The complicating factor here is that Pelosi herself often plays her femaleness for laughs. An October Newsweek profile recounted an oft-repeated Pelosi joke: "At one point, chattering from the crowd grows a little too loud. She leans in to the microphone. 'Am I going to have to use my Mother of Five Voice to be heard?'" In CNN's Situation Room on Oct. 31, Pelosi talked about her prospects for becoming speaker, punning, "Maybe it takes a woman to clean House." When asked, Pelosi agreed the expression was sexist, but that the sexism was deliberate, "because the fact is that a woman represents what's new in politics at the top of power."

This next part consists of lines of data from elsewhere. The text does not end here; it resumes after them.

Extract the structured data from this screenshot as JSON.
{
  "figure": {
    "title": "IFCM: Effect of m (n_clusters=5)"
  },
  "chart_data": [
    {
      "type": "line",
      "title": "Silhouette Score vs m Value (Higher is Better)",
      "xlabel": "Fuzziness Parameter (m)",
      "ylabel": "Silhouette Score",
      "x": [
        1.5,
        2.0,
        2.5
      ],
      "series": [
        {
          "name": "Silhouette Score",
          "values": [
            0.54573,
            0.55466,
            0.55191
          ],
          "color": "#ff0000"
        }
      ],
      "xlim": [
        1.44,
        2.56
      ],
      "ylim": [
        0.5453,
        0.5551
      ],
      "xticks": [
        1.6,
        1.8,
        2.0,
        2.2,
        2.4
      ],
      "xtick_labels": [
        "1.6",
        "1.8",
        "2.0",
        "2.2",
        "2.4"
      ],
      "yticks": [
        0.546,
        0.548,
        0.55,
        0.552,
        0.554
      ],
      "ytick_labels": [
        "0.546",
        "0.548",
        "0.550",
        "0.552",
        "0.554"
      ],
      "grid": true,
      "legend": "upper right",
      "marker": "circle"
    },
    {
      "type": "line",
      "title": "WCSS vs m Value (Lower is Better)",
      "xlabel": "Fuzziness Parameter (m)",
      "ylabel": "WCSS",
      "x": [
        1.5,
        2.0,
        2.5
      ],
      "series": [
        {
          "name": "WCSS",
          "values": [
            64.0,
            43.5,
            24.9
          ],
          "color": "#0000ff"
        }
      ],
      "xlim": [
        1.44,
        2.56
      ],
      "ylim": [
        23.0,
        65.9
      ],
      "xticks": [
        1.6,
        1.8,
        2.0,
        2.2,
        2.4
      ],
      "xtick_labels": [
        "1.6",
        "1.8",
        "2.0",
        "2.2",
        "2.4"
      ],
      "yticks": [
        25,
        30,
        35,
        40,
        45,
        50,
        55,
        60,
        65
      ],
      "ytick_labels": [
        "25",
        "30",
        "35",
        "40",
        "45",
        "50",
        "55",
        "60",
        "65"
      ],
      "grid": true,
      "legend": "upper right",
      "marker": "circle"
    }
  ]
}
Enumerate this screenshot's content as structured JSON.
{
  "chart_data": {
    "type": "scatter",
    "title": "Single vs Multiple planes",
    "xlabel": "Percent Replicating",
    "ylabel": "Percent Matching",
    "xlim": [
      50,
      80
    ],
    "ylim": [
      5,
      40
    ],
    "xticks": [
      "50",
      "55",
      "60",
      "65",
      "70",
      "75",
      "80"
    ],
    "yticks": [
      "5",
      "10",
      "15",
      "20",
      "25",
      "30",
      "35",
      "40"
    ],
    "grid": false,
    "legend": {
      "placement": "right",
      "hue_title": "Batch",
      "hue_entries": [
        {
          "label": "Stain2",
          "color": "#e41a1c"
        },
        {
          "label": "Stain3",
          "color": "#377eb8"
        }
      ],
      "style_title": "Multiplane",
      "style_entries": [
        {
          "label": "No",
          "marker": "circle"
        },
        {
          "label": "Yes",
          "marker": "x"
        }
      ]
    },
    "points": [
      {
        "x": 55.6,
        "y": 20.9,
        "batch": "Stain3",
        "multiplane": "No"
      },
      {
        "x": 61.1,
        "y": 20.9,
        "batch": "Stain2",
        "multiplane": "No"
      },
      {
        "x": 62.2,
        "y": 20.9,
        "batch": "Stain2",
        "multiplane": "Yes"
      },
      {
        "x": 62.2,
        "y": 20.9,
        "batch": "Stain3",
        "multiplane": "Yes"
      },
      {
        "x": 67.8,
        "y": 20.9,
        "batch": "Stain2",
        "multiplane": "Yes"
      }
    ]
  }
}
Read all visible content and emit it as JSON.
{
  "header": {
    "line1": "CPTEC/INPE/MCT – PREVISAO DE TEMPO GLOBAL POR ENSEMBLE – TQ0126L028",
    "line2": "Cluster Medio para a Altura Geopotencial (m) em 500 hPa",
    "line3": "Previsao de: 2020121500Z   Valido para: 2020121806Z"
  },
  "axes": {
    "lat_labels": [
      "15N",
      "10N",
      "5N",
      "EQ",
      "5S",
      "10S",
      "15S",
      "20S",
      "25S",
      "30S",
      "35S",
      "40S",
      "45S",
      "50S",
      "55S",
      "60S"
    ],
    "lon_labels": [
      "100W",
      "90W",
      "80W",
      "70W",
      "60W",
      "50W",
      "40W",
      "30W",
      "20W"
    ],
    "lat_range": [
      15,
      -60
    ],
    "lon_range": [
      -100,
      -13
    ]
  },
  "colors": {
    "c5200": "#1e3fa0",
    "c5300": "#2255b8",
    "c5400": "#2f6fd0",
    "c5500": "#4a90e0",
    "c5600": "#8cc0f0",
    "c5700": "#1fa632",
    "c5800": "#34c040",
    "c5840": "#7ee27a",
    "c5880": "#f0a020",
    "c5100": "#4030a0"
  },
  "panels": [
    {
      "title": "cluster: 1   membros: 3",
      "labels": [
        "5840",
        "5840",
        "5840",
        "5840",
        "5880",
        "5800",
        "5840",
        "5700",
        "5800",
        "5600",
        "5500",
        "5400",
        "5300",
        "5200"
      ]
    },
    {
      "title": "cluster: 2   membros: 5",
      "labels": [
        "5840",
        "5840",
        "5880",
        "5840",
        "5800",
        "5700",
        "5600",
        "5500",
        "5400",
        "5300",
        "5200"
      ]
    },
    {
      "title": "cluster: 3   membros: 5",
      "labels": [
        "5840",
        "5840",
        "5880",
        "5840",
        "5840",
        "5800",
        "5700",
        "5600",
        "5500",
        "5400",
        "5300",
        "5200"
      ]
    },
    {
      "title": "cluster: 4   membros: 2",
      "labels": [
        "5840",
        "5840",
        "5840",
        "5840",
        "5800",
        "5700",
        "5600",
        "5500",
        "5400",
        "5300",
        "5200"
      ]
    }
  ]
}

I don't think that explanation quite cuts it. Pelosi may be playing on preexisting sexism to make a point, but she's also playing into it to seem like a regular gal. That may be a smart move for appealing to traditionally minded voters outside Pelosi's liberal San Francisco congressional district, but it also helps her opponents put the focus on her decorating rather than on her fierce criticism of the administration or her new status as the most powerful female politician in American history. Now that she seems to have reached that precipice, I'm hoping she'll swap the cleaning jokes for the real deal.


By Page Rockwell

Page Rockwell is Salon's editorial project manager.